Vorrei da questa frase latina fare alcune considerazioni sulla differenza tra intelligenza artificiale e intelligenza umana

 L’intelligenza artificiale (qui in poi IA n.dr.) e l’intelligenza umana condividono alcune funzioni di base ricevere input, elaborarli, produrre output, ma differiscono in modo radicale per struttura, processi, limiti e potenzialità. La sintesi più chiara è questa: l’IA simula, l’umano comprende.

Vi sono pertanto differenze strutturali e di funzionamento:

Complessità biologica vs architettura digitale.

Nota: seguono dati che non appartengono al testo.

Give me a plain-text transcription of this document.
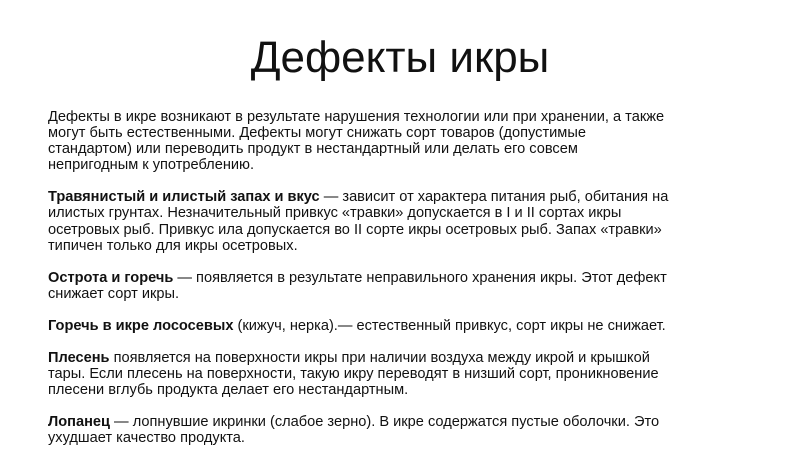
Дефекты икры
Дефекты в икре возникают в результате нарушения технологии или при хранении, а также
могут быть естественными. Дефекты могут снижать сорт товаров (допустимые
стандартом) или переводить продукт в нестандартный или делать его совсем
непригодным к употреблению.
Травянистый и илистый запах и вкус — зависит от характера питания рыб, обитания на
илистых грунтах. Незначительный привкус «травки» допускается в I и II сортах икры
осетровых рыб. Привкус ила допускается во II сорте икры осетровых рыб. Запах «травки»
типичен только для икры осетровых.
Острота и горечь — появляется в результате неправильного хранения икры. Этот дефект
снижает сорт икры.
Горечь в икре лососевых (кижуч, нерка).— естественный привкус, сорт икры не снижает.
Плесень появляется на поверхности икры при наличии воздуха между икрой и крышкой
тары. Если плесень на поверхности, такую икру переводят в низший сорт, проникновение
плесени вглубь продукта делает его нестандартным.
Лопанец — лопнувшие икринки (слабое зерно). В икре содержатся пустые оболочки. Это
ухудшает качество продукта.
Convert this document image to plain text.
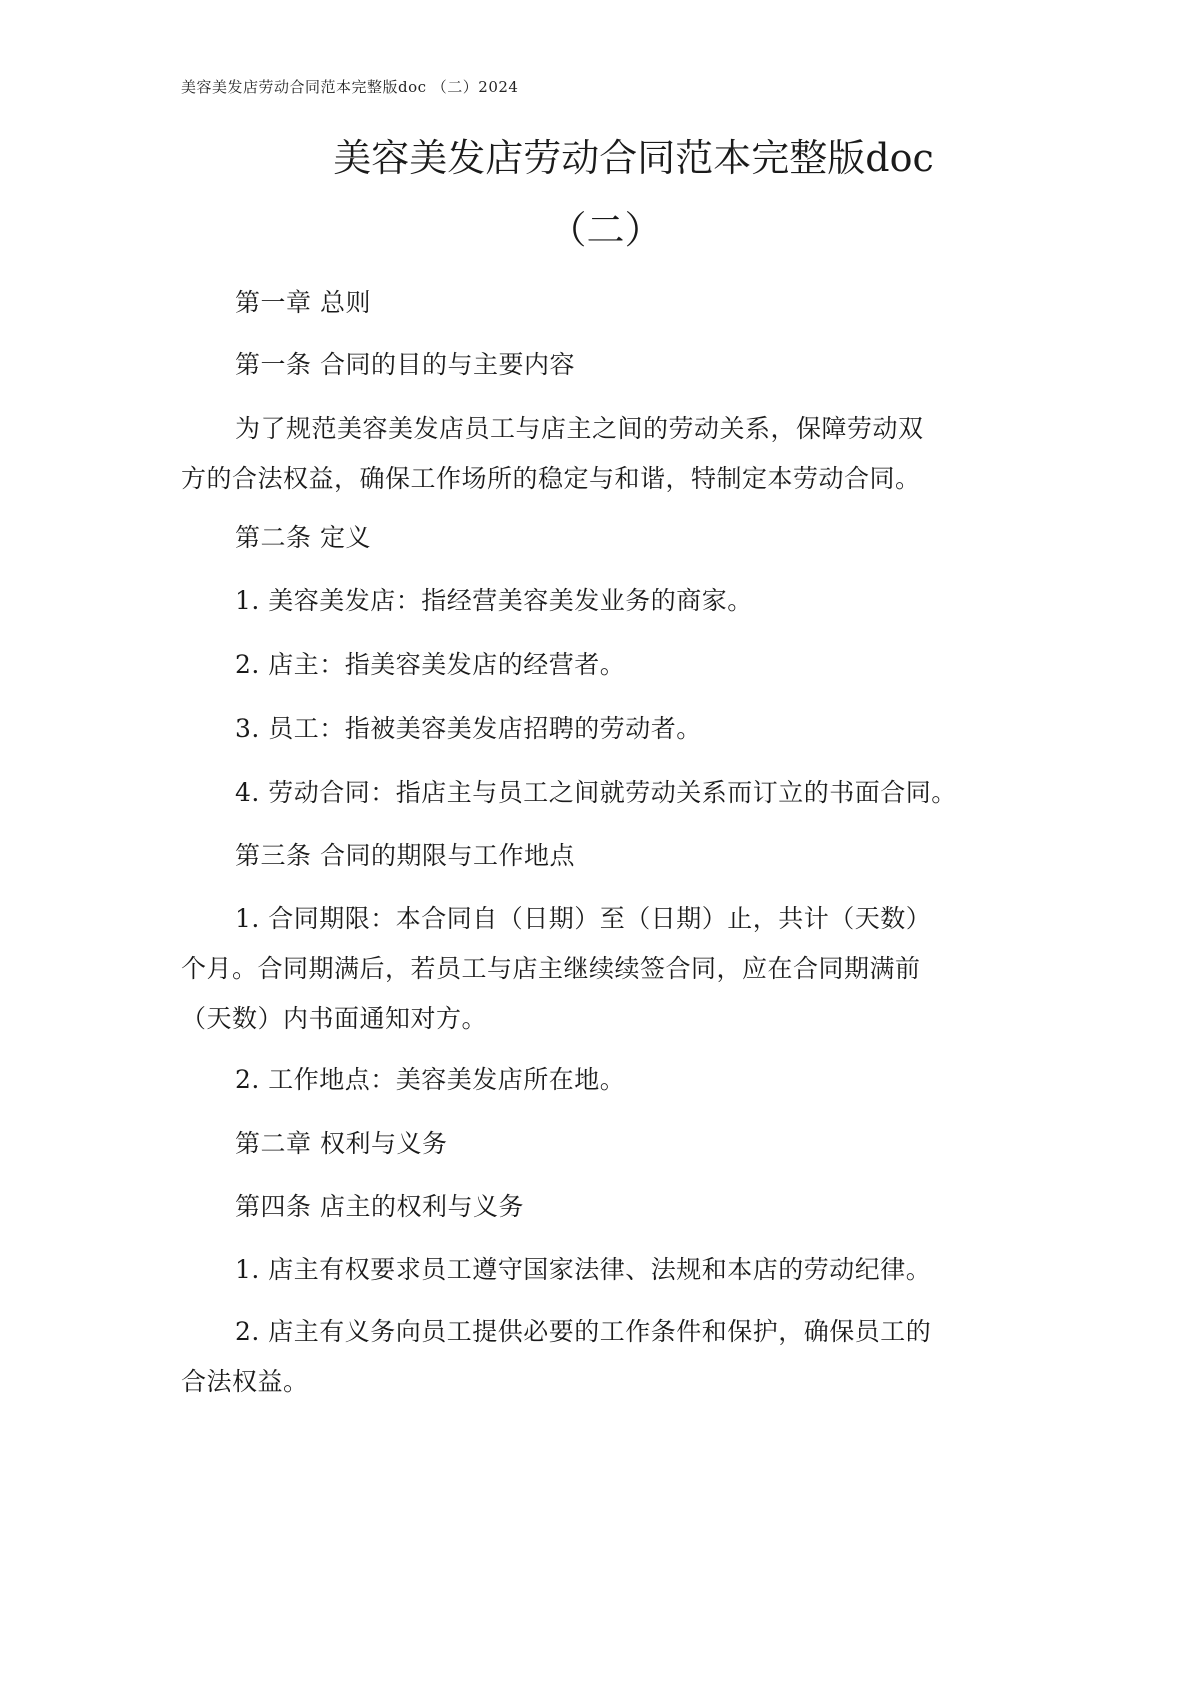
美容美发店劳动合同范本完整版doc （二）2024
美容美发店劳动合同范本完整版doc
（二）
第一章 总则
第一条 合同的目的与主要内容
为了规范美容美发店员工与店主之间的劳动关系，保障劳动双
方的合法权益，确保工作场所的稳定与和谐，特制定本劳动合同。
第二条 定义
1. 美容美发店：指经营美容美发业务的商家。
2. 店主：指美容美发店的经营者。
3. 员工：指被美容美发店招聘的劳动者。
4. 劳动合同：指店主与员工之间就劳动关系而订立的书面合同。
第三条 合同的期限与工作地点
1. 合同期限：本合同自（日期）至（日期）止，共计（天数）
个月。合同期满后，若员工与店主继续续签合同，应在合同期满前
（天数）内书面通知对方。
2. 工作地点：美容美发店所在地。
第二章 权利与义务
第四条 店主的权利与义务
1. 店主有权要求员工遵守国家法律、法规和本店的劳动纪律。
2. 店主有义务向员工提供必要的工作条件和保护，确保员工的
合法权益。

Il cervello umano conta circa 86 miliardi di neuroni e 500 trilioni di sinapsi, con elaborazione parallela e resiliente. I modelli di IA più avanzati hanno ordini di grandezza molto inferiori 176 milioni di connessioni e funzionano in modo digitale e sequenziale.

Efficienza energetica

Il cervello umano consuma circa 20 watt senza bisogno di energia, mentre la IA richiede un’energia equivalente a centinaia di milioni di dollari in elettricità.

Velocità vs profondità

L’IA elabora enormi quantità di dati molto più velocemente dell’uomo, ma senza la capacità di comprensione profonda o contestuale. La Ia non ha creatività, emozioni, sentimenti intuizioni e coscienza.

Plasticità cerebrale

Il cervello umano apprende da pochi esempi, trasferisce conoscenze tra contesti diversi, si adatta rapidamente.

L’IA è specializzata: apprende bene solo da grandi dataset omogenei e soffre di “catastrofiche dimenticanze”.

L’umano riorganizza continuamente ricordi e rappresentazioni; l’IA richiede riaddestramento per ogni variazione significativa.

La IA può generare allucinazioni dipendenza dai dati e quindi mancanza di trasparenza e giudizi falsi; l’intelligenza umana genera comprensione profonda, intenzionalità, responsabilità e giudizio, relazioni e empatia: l’IA non sostituisce l’intelligenza umana, ma la amplifica.

Il futuro richiede integrazione: l’IA come strumento potente, l’umano come interprete, creatore, responsabile.

Ritengo quindi che oggi nella scuola e in tutti i rapporti umani, compresi quelli che vediamo a Portofranco con i nostri ragazzi, non si debba demonizzare la IA, che va usata certamente ma con le dovute cautele. Essa non sostituirà mai l’intelligenza umana.